The differences in payment were in many cases larger than the differences in quality measured by the payment scheme, which tended to be modest. Only for compliance on colorectal screening, breast and cervical cancer exams, and eye exams for diabetes were there really significant differences between the groups, and they were often small, with compliance on colorectal screening showing the biggest gap. Performance scores were around nine percentage points lower among practices that serve areas with more blacks, Hispanics and non-U.S. citizens.

"The pay-for-performance specifications blew up those actual performance differences into larger dollar differences than you might expect," Mark Friedberg, associate natural scientist at RAND and lead author of the study, told DOTmed News. That's because "even if all providers are within a four percentage point difference, there's still going to be a ranking of one to a hundred" in a competitive payment scheme, he said.

The simulation couldn't look at why these differences came about, although Friedberg speculates that doctors in poorer communities might have fewer resources to devote to efforts like reminding patients to get yearly exams, and that patients in those areas might have a tougher time finding a high-quality provider.

And while poorer patients are often unhealthier, the study investigated process measures, not health outcomes, so Friedberg isn't convinced that patient demographics were the culprit.

"I think you can make a more justifiable case that patient characteristics cause differences for outcomes, but it's hard to make that case with processes of care," he said.

But there were some limitations. The study only investigated patients on health plans, as the RAND researchers didn't have access to data for uninsured patients or those on Medicaid or Medicare, all of whom could be vastly poorer than the patients included in the study and have even worse access to good providers, resulting in more dramatic disparities than those presented here.

"We're looking at a really truncated spectrum of the sociodemographic distribution," acknowledged Friedberg. "If you were to include patients on Medicaid in a pay-for-performance system that also includes commercial patients, you might see bigger effects than what we saw."

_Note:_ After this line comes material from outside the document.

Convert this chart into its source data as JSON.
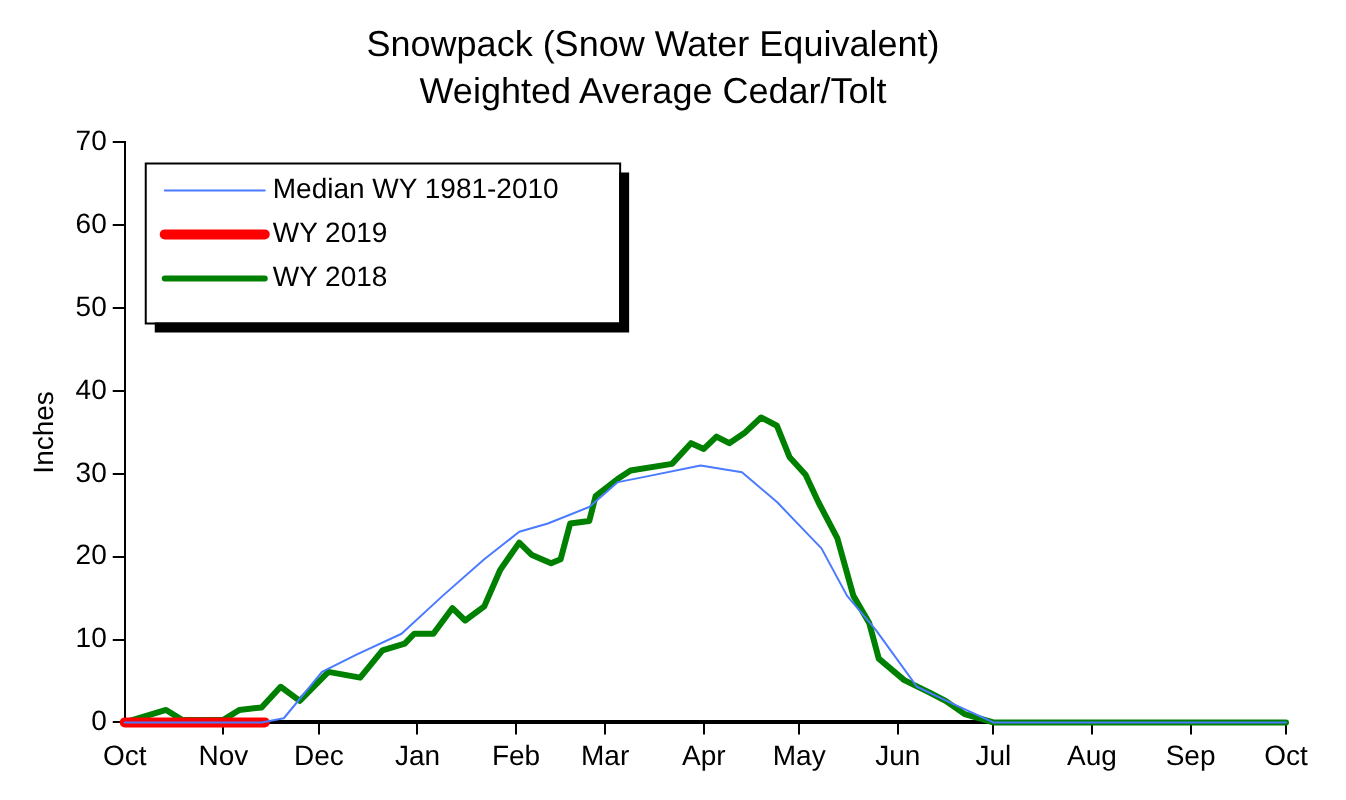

Friedberg pointed out that similar results were seen in the UK, where a pay-for-performance scheme was implemented through the National Health Service. Doctors practicing in neighborhoods with ethnic minorities suffered during the first year of the program, earning much smaller incentive payments, Friedberg said. Interestingly, these differences all but vanished after that first year of the project, according to Friedberg, possibly because unlike the plan modeled in the current study, the British program was noncompetitive -- British doctors were simply rewarded for meeting certain performance thresholds, and not according to their performance-based rank in the system.


While Friedberg believes matching payments to performance could encourage better patient care, he wants to see it balanced by programs that make it still attractive for good doctors to serve vulnerable populations. He suggests offering grants to physicians in poor areas to make up for the difference in the pay-for-performance scheme, or rewarding practices for how much they improve in performance each year, in addition to achieving high scores.

But the key, he thinks, is to test before you try.

"No matter what pay-for-performance scheme gets rolled out, it's possible to simulate it. That's what we think is a really important step for any payer to take, to simulate what happens to the distribution of dollars, and see if there is this potential from steering dollars away from the care of underserved populations. That's something I don't think any payer wants to do," Friedberg said.